Dream businesses are soon to be reality for hundreds of refugee families taking care of foster children.
In December, 463 refugee foster homes and child-headed households living in Imvepi settlement received start-up capital to set up an income generating activity of their choice.
This follows a one-off cash grant of USD$235 that has been given to selected vulnerable refugee households to improve living conditions and boost household incomes.
‘’This is my answered prayer. I’ve been wanting to set up a small business since I got here. People who have some capital have already managed to set up small income generating activities,” said 62-year-old Yavu Victoria, a foster mother of four.
The cash grants, provided by World Vision with funding from UNHCR, were distributed in two instalments; USD$100 for a family to acquire desired household items and USD$135 as capital to set up an income generating activity.

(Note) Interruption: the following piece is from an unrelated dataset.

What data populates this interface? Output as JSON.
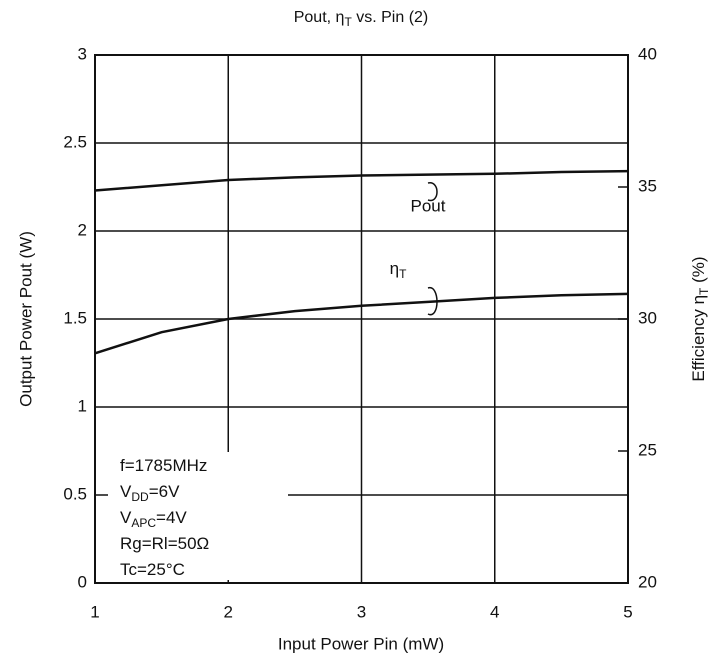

Prior to receiving the cash, beneficiaries were trained in enterprise selection and business management for better utilization of the fund. Yavu Victoria said the cash grant will allow her to open up a vegetable grocery on her 30x30 metre plot of land. She has already identified a dealer who will supply her weekly with vegetables.
52-year old Besta Awadiya, a foster mother of 21 separated children was reeling with joy about the prospect of running her own business. Besta planned to deal in snacks and household items.

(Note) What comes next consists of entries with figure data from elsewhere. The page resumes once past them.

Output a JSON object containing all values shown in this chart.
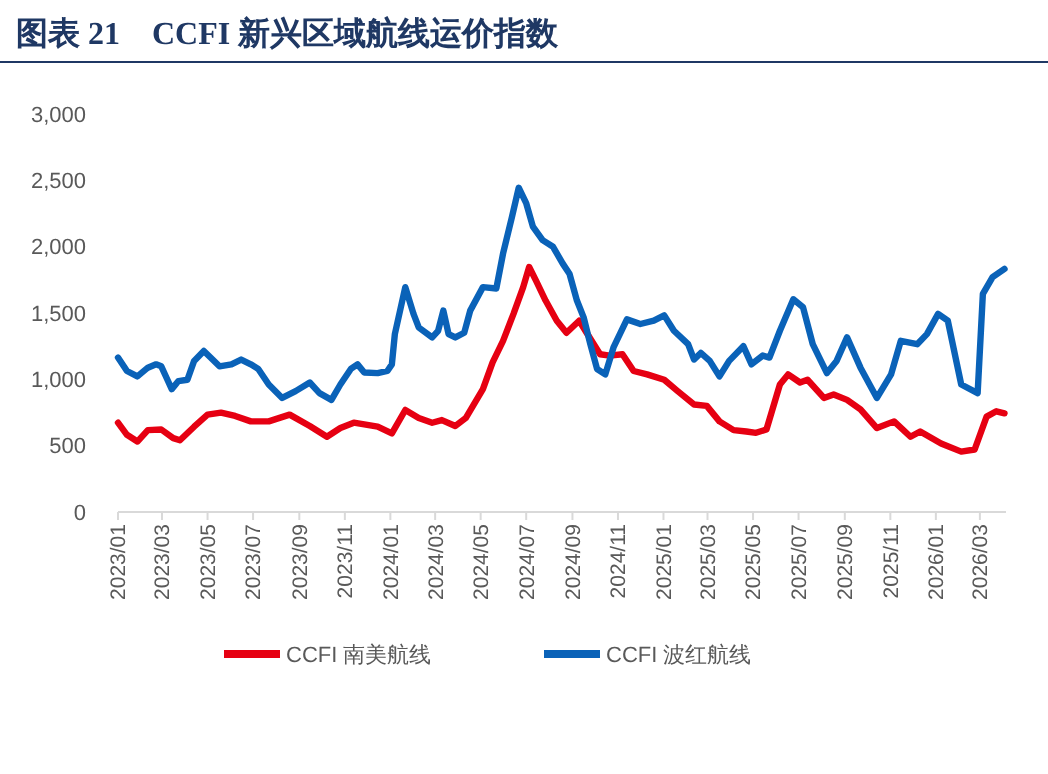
{
  "chart_data": {
    "type": "line",
    "title": "图表 21　CCFI 新兴区域航线运价指数",
    "xlim": [
      "2023-01-01",
      "2026-04-05"
    ],
    "xticks": [
      {
        "value": "2023-01",
        "label": "2023/01"
      },
      {
        "value": "2023-03",
        "label": "2023/03"
      },
      {
        "value": "2023-05",
        "label": "2023/05"
      },
      {
        "value": "2023-07",
        "label": "2023/07"
      },
      {
        "value": "2023-09",
        "label": "2023/09"
      },
      {
        "value": "2023-11",
        "label": "2023/11"
      },
      {
        "value": "2024-01",
        "label": "2024/01"
      },
      {
        "value": "2024-03",
        "label": "2024/03"
      },
      {
        "value": "2024-05",
        "label": "2024/05"
      },
      {
        "value": "2024-07",
        "label": "2024/07"
      },
      {
        "value": "2024-09",
        "label": "2024/09"
      },
      {
        "value": "2024-11",
        "label": "2024/11"
      },
      {
        "value": "2025-01",
        "label": "2025/01"
      },
      {
        "value": "2025-03",
        "label": "2025/03"
      },
      {
        "value": "2025-05",
        "label": "2025/05"
      },
      {
        "value": "2025-07",
        "label": "2025/07"
      },
      {
        "value": "2025-09",
        "label": "2025/09"
      },
      {
        "value": "2025-11",
        "label": "2025/11"
      },
      {
        "value": "2026-01",
        "label": "2026/01"
      },
      {
        "value": "2026-03",
        "label": "2026/03"
      }
    ],
    "ylim": [
      0,
      3000
    ],
    "yticks": [
      {
        "value": 0,
        "label": "0"
      },
      {
        "value": 500,
        "label": "500"
      },
      {
        "value": 1000,
        "label": "1,000"
      },
      {
        "value": 1500,
        "label": "1,500"
      },
      {
        "value": 2000,
        "label": "2,000"
      },
      {
        "value": 2500,
        "label": "2,500"
      },
      {
        "value": 3000,
        "label": "3,000"
      }
    ],
    "grid": false,
    "legend": "bottom",
    "marker": "none",
    "line_style": "solid",
    "series": [
      {
        "name": "CCFI 南美航线",
        "color": "#e60012",
        "x": [
          "2023-01-01",
          "2023-01-13",
          "2023-01-27",
          "2023-02-10",
          "2023-02-28",
          "2023-03-16",
          "2023-03-25",
          "2023-04-13",
          "2023-05-01",
          "2023-05-19",
          "2023-06-07",
          "2023-06-28",
          "2023-07-22",
          "2023-08-19",
          "2023-09-15",
          "2023-10-08",
          "2023-10-26",
          "2023-11-13",
          "2023-12-15",
          "2024-01-03",
          "2024-01-21",
          "2024-02-08",
          "2024-02-26",
          "2024-03-10",
          "2024-03-28",
          "2024-04-11",
          "2024-05-04",
          "2024-05-17",
          "2024-05-31",
          "2024-06-14",
          "2024-06-27",
          "2024-07-05",
          "2024-07-14",
          "2024-07-27",
          "2024-08-11",
          "2024-08-24",
          "2024-09-10",
          "2024-09-20",
          "2024-10-08",
          "2024-10-21",
          "2024-11-07",
          "2024-11-22",
          "2024-12-10",
          "2025-01-02",
          "2025-01-20",
          "2025-02-11",
          "2025-02-28",
          "2025-03-17",
          "2025-04-05",
          "2025-04-22",
          "2025-05-05",
          "2025-05-19",
          "2025-06-06",
          "2025-06-17",
          "2025-07-03",
          "2025-07-13",
          "2025-08-04",
          "2025-08-17",
          "2025-09-04",
          "2025-09-22",
          "2025-10-14",
          "2025-11-06",
          "2025-11-28",
          "2025-12-11",
          "2026-01-08",
          "2026-02-04",
          "2026-02-22",
          "2026-03-10",
          "2026-03-23",
          "2026-04-03"
        ],
        "values": [
          673,
          582,
          531,
          617,
          622,
          557,
          541,
          643,
          734,
          749,
          724,
          683,
          683,
          734,
          648,
          567,
          633,
          673,
          643,
          592,
          769,
          708,
          673,
          693,
          648,
          708,
          926,
          1128,
          1290,
          1493,
          1695,
          1847,
          1746,
          1594,
          1442,
          1351,
          1442,
          1351,
          1189,
          1179,
          1189,
          1063,
          1037,
          997,
          911,
          810,
          800,
          683,
          617,
          607,
          597,
          622,
          961,
          1037,
          976,
          997,
          860,
          886,
          845,
          774,
          633,
          683,
          567,
          607,
          516,
          455,
          471,
          719,
          759,
          744
        ]
      },
      {
        "name": "CCFI 波红航线",
        "color": "#0a62b8",
        "x": [
          "2023-01-01",
          "2023-01-13",
          "2023-01-27",
          "2023-02-10",
          "2023-02-21",
          "2023-02-28",
          "2023-03-07",
          "2023-03-14",
          "2023-03-23",
          "2023-04-04",
          "2023-04-13",
          "2023-04-26",
          "2023-05-05",
          "2023-05-17",
          "2023-06-02",
          "2023-06-15",
          "2023-06-28",
          "2023-07-08",
          "2023-07-22",
          "2023-08-09",
          "2023-08-27",
          "2023-09-15",
          "2023-09-28",
          "2023-10-14",
          "2023-10-26",
          "2023-11-09",
          "2023-11-18",
          "2023-11-27",
          "2023-12-15",
          "2023-12-28",
          "2024-01-03",
          "2024-01-07",
          "2024-01-21",
          "2024-02-01",
          "2024-02-08",
          "2024-02-26",
          "2024-03-05",
          "2024-03-12",
          "2024-03-19",
          "2024-03-28",
          "2024-04-09",
          "2024-04-17",
          "2024-05-04",
          "2024-05-22",
          "2024-05-31",
          "2024-06-12",
          "2024-06-21",
          "2024-07-01",
          "2024-07-10",
          "2024-07-23",
          "2024-08-06",
          "2024-08-19",
          "2024-08-28",
          "2024-09-07",
          "2024-09-16",
          "2024-09-25",
          "2024-10-04",
          "2024-10-15",
          "2024-10-26",
          "2024-11-13",
          "2024-12-01",
          "2024-12-19",
          "2025-01-02",
          "2025-01-15",
          "2025-02-03",
          "2025-02-11",
          "2025-02-20",
          "2025-03-04",
          "2025-03-17",
          "2025-03-30",
          "2025-04-18",
          "2025-04-29",
          "2025-05-14",
          "2025-05-23",
          "2025-06-06",
          "2025-06-24",
          "2025-07-07",
          "2025-07-20",
          "2025-08-08",
          "2025-08-21",
          "2025-09-04",
          "2025-09-22",
          "2025-10-14",
          "2025-11-02",
          "2025-11-15",
          "2025-12-07",
          "2025-12-20",
          "2026-01-04",
          "2026-01-17",
          "2026-02-04",
          "2026-02-26",
          "2026-03-05",
          "2026-03-18",
          "2026-04-03"
        ],
        "values": [
          1164,
          1063,
          1022,
          1088,
          1113,
          1098,
          1012,
          926,
          987,
          997,
          1139,
          1214,
          1164,
          1098,
          1113,
          1149,
          1113,
          1078,
          961,
          860,
          911,
          976,
          896,
          845,
          961,
          1078,
          1113,
          1052,
          1047,
          1063,
          1113,
          1341,
          1695,
          1493,
          1391,
          1316,
          1366,
          1518,
          1341,
          1316,
          1351,
          1518,
          1695,
          1685,
          1948,
          2226,
          2444,
          2328,
          2151,
          2049,
          1999,
          1872,
          1796,
          1594,
          1467,
          1265,
          1078,
          1037,
          1240,
          1452,
          1417,
          1442,
          1482,
          1366,
          1265,
          1149,
          1199,
          1139,
          1022,
          1139,
          1250,
          1113,
          1179,
          1164,
          1366,
          1604,
          1543,
          1265,
          1047,
          1139,
          1316,
          1088,
          860,
          1037,
          1290,
          1265,
          1341,
          1493,
          1442,
          961,
          896,
          1644,
          1771,
          1832
        ]
      }
    ]
  }
}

‘’I have five biological children, plus eight belonging to my brother who is caught up in South Sudan. In addition to these am also taking care of 11 unaccompanied children, who don’t know where their parents are. These children love staying with me because we speak the same tribe and they feel at home’’ Besta stated.
She will set up a grocery stall by the roadside.

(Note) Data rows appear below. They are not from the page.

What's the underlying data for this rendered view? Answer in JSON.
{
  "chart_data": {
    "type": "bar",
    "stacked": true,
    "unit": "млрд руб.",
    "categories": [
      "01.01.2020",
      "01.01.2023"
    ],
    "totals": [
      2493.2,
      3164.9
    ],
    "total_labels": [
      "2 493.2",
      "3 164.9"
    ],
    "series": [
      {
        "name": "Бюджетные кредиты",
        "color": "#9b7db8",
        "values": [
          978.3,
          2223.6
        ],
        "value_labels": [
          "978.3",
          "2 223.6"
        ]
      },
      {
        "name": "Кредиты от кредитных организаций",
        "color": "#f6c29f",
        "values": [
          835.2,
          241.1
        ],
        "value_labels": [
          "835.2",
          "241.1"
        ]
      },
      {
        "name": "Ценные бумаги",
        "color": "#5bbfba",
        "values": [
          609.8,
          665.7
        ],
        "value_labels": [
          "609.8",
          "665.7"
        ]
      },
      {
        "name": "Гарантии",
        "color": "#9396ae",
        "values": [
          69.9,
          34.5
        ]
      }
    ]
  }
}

62-year-old Bethuel Minga is taking care of 14 children, 10 are his biological and four are from a relative who could not make it to Uganda.
Bethuel, a former farmer in South Sudan plans to rent some farming land from host community and open up a big commercial garden.
‘’I’ve already found the land I want to rent for at least three years. I want to grow maize, vegetables, and sweet potatoes. I can see there is a ready market for food and fresh vegetable around here. If am not able to sell the items at the refugee market, I will transport it to Yumbe and Arua markets’’ said the joyful 62-year-old.
There are currently 1,331 unaccompanied/ separated refugee children placed under foster care arrangement in 472 foster homes at Imvepi refugee settlement. World Vision case workers are also closely monitoring 64 child-headed households in Imvepi.
Decisions made for cash grant beneficiaries were made on the number of children fostered, families with more than four foster children in their care were prioritised.
“The grant is benefiting both the fostered and biological children in each home.
We also had special consideration for foster homes headed by refugee mothers Plus homes with extremely vulnerable individuals like child mothers, child headed households, sick children, children abused on the way. We are going to monitor each of these homes to make sure they start up income generating activities and that they buy basic needs for especially for the children’’ said Evelyn Atim, World Vision’s child protection coordinator at Imvepi.
World Vision is also doing monthly cash distribution for over 6,000 refugees at Rhino camp and 4000 other refugees in Koboko district. This in partnership with the World Food Program (WFP).